Much of our time was taken up pottering around in Hoi An. It was really beautiful with lots to see and many little shops and restaurants to snack in. We both really loved it as the people are so friendly and the food so yum, all you want to do at christmas is potter and relax and although it was still 26 degrees, it felt quite chilly so we could wrap up a bit just like real christmas. Obviously it wasn't the same as being at home but it was still a fabulous experience.
In the evenings, as I've already mentioned, the town was lit up by the candles floating down the river but also by coloured silk lanterns hanging absolutely everywhere. It really is an absolutely beautiful place and such and amazing sight to see. It's too hard to explain and the photos don't do it the justice it deserves so you'll just have to go some time.
Our final day, we hired bikes again and cycled to a different beach. This was a nicer beach than Cua Dai as the tide was marginally less crazy but it was still unsafe to go in the sea which meant that the cycle was better than the actual beach.

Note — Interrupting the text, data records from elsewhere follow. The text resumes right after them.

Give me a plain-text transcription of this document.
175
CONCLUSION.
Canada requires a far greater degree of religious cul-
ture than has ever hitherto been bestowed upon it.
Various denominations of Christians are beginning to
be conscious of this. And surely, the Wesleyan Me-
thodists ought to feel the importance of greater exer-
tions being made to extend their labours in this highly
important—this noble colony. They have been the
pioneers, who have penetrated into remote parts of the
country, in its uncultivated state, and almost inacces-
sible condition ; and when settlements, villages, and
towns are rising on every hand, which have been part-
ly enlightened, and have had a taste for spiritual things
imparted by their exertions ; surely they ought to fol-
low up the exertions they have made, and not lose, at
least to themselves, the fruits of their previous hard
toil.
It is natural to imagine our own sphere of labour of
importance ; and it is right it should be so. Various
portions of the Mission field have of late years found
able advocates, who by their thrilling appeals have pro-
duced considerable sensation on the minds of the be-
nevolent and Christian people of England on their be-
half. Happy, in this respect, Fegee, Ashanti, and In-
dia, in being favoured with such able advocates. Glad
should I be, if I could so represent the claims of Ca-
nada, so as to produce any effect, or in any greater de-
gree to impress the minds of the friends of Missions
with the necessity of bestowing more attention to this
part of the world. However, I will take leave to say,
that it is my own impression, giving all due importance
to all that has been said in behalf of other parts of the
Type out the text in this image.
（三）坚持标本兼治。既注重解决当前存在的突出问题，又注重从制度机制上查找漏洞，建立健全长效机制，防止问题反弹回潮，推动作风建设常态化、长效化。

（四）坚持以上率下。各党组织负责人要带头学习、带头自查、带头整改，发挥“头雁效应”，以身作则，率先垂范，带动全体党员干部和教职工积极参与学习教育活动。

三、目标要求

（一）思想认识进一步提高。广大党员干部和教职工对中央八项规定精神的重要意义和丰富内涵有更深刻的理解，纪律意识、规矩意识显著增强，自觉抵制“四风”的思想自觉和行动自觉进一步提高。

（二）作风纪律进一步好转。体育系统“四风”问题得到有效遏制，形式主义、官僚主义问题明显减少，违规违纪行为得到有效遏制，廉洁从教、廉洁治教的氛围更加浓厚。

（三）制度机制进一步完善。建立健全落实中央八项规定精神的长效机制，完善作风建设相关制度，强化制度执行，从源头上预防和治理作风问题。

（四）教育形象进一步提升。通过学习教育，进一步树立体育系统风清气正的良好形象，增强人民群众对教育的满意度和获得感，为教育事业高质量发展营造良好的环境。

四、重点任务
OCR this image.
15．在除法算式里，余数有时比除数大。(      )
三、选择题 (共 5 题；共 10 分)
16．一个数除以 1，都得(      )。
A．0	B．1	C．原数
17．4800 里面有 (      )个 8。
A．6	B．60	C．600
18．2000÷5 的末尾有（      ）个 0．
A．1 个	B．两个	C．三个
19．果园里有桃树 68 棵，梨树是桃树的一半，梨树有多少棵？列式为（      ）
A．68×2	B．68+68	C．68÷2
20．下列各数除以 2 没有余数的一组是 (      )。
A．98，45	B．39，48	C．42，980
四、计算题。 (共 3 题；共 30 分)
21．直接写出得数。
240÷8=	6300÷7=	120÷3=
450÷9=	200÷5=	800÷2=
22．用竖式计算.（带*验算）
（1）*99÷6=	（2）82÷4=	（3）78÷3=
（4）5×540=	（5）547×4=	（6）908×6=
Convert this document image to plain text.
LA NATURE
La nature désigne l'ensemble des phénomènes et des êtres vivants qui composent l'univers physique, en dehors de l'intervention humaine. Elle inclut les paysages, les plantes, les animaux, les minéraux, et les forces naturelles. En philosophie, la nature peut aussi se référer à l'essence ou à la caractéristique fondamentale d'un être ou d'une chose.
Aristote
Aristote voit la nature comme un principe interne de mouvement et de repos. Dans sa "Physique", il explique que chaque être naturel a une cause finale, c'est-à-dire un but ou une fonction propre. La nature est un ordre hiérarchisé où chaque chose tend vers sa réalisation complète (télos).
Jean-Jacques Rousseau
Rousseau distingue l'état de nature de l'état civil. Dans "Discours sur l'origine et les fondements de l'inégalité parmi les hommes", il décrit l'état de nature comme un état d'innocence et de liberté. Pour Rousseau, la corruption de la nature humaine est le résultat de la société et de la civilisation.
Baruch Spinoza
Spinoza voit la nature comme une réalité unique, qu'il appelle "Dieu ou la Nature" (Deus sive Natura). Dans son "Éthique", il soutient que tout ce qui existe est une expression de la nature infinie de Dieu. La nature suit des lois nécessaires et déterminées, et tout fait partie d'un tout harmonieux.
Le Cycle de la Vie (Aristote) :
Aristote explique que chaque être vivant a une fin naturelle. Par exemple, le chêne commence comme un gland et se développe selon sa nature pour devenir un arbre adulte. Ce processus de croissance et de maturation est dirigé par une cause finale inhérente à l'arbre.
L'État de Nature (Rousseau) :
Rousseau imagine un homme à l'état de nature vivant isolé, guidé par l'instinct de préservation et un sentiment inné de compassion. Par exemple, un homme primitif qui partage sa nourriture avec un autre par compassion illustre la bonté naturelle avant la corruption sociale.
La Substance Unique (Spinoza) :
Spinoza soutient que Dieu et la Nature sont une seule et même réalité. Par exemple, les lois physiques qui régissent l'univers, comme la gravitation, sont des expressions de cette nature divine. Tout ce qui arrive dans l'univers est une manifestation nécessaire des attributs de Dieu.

Vietnam is an amazing place. Wherever you look you know you are in Vietnam, from the people working in paddy fields, to the buffaloes roaming around, to the over-filled motorbikes, to the women in beautiful hats, the silk lanterns and the ladies carrying and forcing you to buy fruit (namely chom choms [rambutans]) from baskets hanging from a pole balanced over their shoulder. The food (as I keep mentioning) is delicious and most of all the people are so welcoming and lovely, so much so that the girls on the lobby of our hotel bought me a scarf to say goodbye! I cannot say enough good things about our time in Vietnam and I just hope to go back sometime and explore the rest.